3)      ON ACCREDITATION: Would you ever let your daughter or son get behind the wheel of a car without some focused learning, practice, and the passing of a State Driver’s Road Test?  Of course not.  Likewise, our profession has its own training and certification process called the CISP® (Certified Inside Sales Professional), which is administered by the AA-ISP.  Although the CISP® is not the single silver bullet to solve all training challenges, it is certainly a great foundation, especially for professionals earlier in their career.

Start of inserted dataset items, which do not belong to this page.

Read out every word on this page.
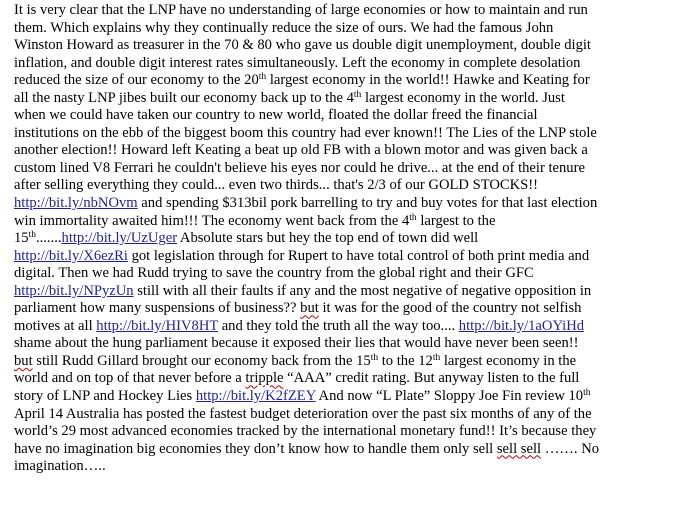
It is very clear that the LNP have no understanding of large economies or how to maintain and run

them. Which explains why they continually reduce the size of ours. We had the famous John

Winston Howard as treasurer in the 70 & 80 who gave us double digit unemployment, double digit

inflation, and double digit interest rates simultaneously. Left the economy in complete desolation

reduced the size of our economy to the 20th largest economy in the world!! Hawke and Keating for

all the nasty LNP jibes built our economy back up to the 4th largest economy in the world. Just

when we could have taken our country to new world, floated the dollar freed the financial

institutions on the ebb of the biggest boom this country had ever known!! The Lies of the LNP stole

another election!! Howard left Keating a beat up old FB with a blown motor and was given back a

custom lined V8 Ferrari he couldn't believe his eyes nor could he drive... at the end of their tenure

after selling everything they could... even two thirds... that's 2/3 of our GOLD STOCKS!!

http://bit.ly/nbNOvm and spending $313bil pork barrelling to try and buy votes for that last election

win immortality awaited him!!! The economy went back from the 4th largest to the

15th.......http://bit.ly/UzUger Absolute stars but hey the top end of town did well

http://bit.ly/X6ezRi got legislation through for Rupert to have total control of both print media and

digital. Then we had Rudd trying to save the country from the global right and their GFC

http://bit.ly/NPyzUn still with all their faults if any and the most negative of negative opposition in

parliament how many suspensions of business?? but it was for the good of the country not selfish

motives at all http://bit.ly/HIV8HT and they told the truth all the way too.... http://bit.ly/1aOYiHd

shame about the hung parliament because it exposed their lies that would have never been seen!!

but still Rudd Gillard brought our economy back from the 15th to the 12th largest economy in the

world and on top of that never before a tripple “AAA” credit rating. But anyway listen to the full

story of LNP and Hockey Lies http://bit.ly/K2fZEY And now “L Plate” Sloppy Joe Fin review 10th

April 14 Australia has posted the fastest budget deterioration over the past six months of any of the

world’s 29 most advanced economies tracked by the international monetary fund!! It’s because they

have no imagination big economies they don’t know how to handle them only sell sell sell ……. No

imagination…..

And much like a road test, passing a “live” role play is required to earn the CISP® designation… I guess you could name that a “caller’s license”.   See http://www.aa-isp.org/CISP.php for more details.

4)      ON THE JOB: Although there are some outstanding training firms out there who leaders should consider, a couple days in the classroom isn’t the silver bullet either.  The great ideas that can be learned in the classroom need to be reinforced through on-the-job training and coaching.  Leaders should commit in 2014 to a certain percentage of the time being spent mentoring and coaching their staff.  You might want to even consider adding a dedicated “coach” to your staff depending on the size and make up of your team.

5)      ON-GOING: Learning is not a 1 time event.  Top professionals such as Tiger Woods heads to the practice range almost every day to keep getting better.  So why shouldn’t sales professionals have the same routine? Make daily, weekly and monthly training and learning opportunities a regular event with your team. Mix it up. Have some fun! Allow reps to run best practices round tables. Listen to calls as a team to learn new ideas. Share new ideas.  But most importantly…keep learning!

I hope this letter will give you some ideas, or at the least, get you motivated to improve your own training and development program.  With your help, Training & Development will be replaced as the #1 challenge facing Inside Sales Leaders in 2015… let’s make it so!